February 24, 2017
By Alex Keown, BioSpace.com Breaking News Staff
LAVAL, Quebec – Shares of embattled Valeant Pharmaceuticals continue to decline this morning following Wells Fargo analysts delivering an underperform rating to the Canada-based pharmaceuticals company on Feb. 23.
Part of the issue could be a mass exodus of sales people attached to Valeant’s gastrointestinal line, according to a Barron’s blog that cited David Maris of Wells Fargo. According to the source, approximately 50 Valeant sales people left en masse to join Synergy after the U.S. Food and Drug Administration approved that company’s new drug, Trulance, for the treatment of adults with chronic idiopathic constipation. Trulance (plecanatide) is the first drug designed to ” replicate the function of uroguanylin, a naturally occurring and endogenous human gastrointestinal (GI) peptide that is thought to stimulate fluid secretion which results in a stool consistency associated with more regular bowel function,” according to Synergy.
The FDA approval came days before Synergy announced pricing of an offering of 20 million shares of common stock. The proceeds of the stock sale are expected to fund commercialization of Trulance, as well as fund additional clinical development of Trulance.

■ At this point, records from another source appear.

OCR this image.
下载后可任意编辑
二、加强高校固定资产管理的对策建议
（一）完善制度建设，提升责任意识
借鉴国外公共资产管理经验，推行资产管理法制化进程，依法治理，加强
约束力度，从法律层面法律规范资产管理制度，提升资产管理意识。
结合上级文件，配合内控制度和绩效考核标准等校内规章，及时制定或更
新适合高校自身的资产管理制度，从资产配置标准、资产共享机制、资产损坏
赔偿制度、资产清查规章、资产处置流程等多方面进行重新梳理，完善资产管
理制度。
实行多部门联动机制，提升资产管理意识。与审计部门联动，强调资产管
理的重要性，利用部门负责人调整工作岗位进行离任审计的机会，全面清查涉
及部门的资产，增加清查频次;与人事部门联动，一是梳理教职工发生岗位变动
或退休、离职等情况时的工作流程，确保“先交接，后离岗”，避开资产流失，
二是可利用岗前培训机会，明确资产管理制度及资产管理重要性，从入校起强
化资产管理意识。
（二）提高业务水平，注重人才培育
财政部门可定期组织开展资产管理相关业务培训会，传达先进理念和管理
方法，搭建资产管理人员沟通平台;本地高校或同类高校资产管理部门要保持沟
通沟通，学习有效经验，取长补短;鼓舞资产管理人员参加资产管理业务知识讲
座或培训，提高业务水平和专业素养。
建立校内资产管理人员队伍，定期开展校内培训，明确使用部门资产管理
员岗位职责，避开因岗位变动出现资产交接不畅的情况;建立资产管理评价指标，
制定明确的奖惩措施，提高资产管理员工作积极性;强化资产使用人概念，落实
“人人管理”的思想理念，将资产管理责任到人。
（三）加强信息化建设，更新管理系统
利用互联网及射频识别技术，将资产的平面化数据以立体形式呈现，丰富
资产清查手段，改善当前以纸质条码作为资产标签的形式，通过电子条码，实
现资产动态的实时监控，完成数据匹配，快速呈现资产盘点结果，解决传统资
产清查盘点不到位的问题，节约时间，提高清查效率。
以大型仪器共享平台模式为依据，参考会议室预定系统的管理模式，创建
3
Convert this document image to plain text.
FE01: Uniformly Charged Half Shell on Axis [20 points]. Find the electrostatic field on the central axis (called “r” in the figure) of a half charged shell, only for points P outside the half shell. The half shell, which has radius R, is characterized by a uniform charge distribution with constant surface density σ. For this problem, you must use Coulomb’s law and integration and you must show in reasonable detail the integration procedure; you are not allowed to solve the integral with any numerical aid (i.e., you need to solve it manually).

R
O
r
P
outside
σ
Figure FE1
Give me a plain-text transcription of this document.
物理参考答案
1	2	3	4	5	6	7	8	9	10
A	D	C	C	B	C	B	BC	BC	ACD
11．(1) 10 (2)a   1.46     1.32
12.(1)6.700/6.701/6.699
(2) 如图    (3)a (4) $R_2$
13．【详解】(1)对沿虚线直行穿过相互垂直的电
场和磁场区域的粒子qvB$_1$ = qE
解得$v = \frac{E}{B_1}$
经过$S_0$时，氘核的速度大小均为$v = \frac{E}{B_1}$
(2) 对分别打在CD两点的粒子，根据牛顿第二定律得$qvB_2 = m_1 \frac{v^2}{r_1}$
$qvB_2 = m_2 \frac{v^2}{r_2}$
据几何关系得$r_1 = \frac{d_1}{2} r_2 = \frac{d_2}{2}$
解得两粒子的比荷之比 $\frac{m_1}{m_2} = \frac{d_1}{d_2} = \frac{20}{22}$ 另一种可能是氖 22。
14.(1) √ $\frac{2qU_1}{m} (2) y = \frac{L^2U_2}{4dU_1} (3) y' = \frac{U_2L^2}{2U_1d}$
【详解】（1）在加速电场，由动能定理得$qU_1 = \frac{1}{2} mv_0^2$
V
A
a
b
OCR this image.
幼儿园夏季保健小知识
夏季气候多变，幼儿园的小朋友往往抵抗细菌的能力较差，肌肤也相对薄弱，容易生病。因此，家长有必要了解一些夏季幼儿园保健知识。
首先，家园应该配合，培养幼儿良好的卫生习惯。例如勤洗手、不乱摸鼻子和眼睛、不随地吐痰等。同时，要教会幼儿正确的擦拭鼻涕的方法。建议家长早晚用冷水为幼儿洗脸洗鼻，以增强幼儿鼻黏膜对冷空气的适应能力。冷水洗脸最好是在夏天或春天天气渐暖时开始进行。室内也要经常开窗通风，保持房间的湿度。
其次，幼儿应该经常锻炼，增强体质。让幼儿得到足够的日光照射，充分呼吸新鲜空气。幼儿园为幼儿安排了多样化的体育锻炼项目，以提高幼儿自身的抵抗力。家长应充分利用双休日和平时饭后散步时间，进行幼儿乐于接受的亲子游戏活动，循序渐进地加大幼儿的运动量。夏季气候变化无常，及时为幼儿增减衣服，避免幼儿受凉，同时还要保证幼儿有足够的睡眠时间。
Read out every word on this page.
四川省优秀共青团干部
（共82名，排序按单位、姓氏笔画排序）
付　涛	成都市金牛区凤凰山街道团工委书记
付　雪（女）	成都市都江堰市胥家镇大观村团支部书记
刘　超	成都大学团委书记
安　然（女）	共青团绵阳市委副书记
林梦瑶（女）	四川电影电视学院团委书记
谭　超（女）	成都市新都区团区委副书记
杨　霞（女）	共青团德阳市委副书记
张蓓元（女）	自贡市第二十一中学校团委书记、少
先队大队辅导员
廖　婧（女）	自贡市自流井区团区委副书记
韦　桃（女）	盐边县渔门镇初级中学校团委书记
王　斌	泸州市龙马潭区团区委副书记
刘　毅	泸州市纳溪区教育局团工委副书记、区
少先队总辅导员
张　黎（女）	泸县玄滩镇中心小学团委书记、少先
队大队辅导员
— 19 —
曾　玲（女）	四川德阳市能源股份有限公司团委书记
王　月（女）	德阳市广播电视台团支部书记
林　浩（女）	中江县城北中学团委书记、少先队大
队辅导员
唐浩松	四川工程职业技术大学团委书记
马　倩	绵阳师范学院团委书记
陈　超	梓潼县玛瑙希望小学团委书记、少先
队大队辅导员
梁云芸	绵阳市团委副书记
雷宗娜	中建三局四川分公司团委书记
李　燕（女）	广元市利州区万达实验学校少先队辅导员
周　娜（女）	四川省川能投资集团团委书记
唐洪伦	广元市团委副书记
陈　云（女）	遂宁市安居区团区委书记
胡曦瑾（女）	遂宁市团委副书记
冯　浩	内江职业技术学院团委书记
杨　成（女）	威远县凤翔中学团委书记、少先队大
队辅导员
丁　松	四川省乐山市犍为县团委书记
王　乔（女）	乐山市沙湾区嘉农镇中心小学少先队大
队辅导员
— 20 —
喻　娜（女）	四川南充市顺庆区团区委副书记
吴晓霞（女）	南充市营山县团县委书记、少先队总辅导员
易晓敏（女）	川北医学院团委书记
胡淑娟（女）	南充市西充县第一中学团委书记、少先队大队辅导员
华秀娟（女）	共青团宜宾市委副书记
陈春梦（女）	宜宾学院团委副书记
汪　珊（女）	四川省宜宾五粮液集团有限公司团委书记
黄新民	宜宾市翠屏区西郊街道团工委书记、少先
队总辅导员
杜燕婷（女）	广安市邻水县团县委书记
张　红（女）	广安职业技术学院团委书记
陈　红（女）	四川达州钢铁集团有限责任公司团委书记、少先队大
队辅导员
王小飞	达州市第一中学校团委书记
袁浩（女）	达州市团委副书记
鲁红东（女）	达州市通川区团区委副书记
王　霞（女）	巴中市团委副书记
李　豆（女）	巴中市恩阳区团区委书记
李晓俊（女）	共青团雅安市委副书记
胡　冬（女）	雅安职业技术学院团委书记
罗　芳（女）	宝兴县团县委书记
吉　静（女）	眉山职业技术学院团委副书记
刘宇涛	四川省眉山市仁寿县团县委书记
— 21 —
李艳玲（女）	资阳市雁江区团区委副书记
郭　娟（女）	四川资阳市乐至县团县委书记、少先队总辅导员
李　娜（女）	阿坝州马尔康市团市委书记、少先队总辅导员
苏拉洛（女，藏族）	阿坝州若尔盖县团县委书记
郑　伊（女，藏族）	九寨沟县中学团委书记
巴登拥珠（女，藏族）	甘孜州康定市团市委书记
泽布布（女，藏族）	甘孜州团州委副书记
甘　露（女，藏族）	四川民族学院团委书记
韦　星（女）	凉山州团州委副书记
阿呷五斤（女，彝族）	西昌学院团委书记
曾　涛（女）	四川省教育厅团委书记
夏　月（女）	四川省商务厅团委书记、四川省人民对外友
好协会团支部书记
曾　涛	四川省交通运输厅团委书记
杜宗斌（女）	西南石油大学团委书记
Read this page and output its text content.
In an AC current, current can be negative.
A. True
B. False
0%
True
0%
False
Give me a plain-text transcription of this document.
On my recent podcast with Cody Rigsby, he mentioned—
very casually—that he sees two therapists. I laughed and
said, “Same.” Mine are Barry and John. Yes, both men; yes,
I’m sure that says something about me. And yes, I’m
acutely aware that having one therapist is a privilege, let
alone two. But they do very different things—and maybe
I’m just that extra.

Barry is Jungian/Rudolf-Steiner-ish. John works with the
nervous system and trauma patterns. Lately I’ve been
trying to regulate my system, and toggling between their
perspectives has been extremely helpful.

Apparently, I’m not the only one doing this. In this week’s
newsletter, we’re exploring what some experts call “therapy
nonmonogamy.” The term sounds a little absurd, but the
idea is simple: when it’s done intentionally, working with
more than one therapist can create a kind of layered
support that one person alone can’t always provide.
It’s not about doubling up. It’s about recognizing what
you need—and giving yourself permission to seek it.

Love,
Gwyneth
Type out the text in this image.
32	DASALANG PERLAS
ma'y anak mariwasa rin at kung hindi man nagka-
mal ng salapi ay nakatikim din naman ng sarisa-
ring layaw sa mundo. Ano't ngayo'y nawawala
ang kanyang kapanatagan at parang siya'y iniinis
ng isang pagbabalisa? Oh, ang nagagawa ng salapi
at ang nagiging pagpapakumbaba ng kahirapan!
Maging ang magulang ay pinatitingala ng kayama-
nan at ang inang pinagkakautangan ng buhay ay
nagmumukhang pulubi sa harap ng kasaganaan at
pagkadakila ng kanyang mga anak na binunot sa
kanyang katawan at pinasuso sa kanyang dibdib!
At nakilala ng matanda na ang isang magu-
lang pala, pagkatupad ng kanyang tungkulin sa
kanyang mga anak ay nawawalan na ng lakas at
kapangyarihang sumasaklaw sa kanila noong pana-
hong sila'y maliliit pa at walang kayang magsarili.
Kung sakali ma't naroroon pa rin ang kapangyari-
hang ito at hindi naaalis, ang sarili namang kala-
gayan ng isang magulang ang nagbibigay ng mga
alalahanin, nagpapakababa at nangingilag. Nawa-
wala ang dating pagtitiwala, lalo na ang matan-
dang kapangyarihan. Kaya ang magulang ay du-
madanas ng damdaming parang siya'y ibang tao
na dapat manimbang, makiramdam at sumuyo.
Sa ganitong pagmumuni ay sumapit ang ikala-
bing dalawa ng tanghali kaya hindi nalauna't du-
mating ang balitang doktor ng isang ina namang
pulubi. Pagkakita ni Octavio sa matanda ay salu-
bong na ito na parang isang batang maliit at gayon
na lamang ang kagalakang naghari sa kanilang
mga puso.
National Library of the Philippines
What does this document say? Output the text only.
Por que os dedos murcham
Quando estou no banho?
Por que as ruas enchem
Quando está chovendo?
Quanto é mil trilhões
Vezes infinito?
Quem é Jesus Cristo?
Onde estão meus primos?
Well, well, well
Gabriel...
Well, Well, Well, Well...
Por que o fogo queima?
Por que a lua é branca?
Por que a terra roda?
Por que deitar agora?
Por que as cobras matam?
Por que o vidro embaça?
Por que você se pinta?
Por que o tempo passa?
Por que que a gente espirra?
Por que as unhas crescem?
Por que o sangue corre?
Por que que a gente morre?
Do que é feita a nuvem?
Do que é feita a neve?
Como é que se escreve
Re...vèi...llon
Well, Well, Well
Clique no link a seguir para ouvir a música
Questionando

Valeant confirmed that some sales people had left the company, but would not confirm if there were more than 50 or if those employees left to join Synergy. Valeant told Maris that it was common for pharmaceutical sales reps to move to other companies following the approval of a new drug, Barrons said in its report.
Maris, Barrons reported, said that if it’s true Valeant lost more than 50 GI-focused sales people, it would signal another setback for that beleaguered company, which has seen a “weakness” in its GI franchise. Valeant’s biggest revenue source in its GI pipeline is Xifaxan, which is used to treat irritable bowel syndrome. Valeant acquired Xifaxan when the company acquired North Carolina-based Salix Pharmaceuticals . There was anticipation among some analysts that the drug could become a blockbuster, but last year Valeant shifted its strategy around the product, which caused the company to decrease revenue predictions for 2016.
“Xifaxan has delivered strong growth, but it is less than our expectations, and we believe the potential. Disruption, sales force turnover, changes in leadership, shifts in strategy, and increase in enrollments in high deductible plans, which we believe for the first time extended into the second quarter have contributed to our lower forecast,” Robert Rosiello, Valeant’s chief financial officer said in June during an investor call.
During a conference call with investors in June, Valeant Chief Executive Officer Joseph Papa said the company’s Salix line was “running below original expectations.”
Valeant has been in turmoil for nearly two years as it’s seen a tremendous loss in market share. The company has been discussing selling off core assets in order to meet debt obligations.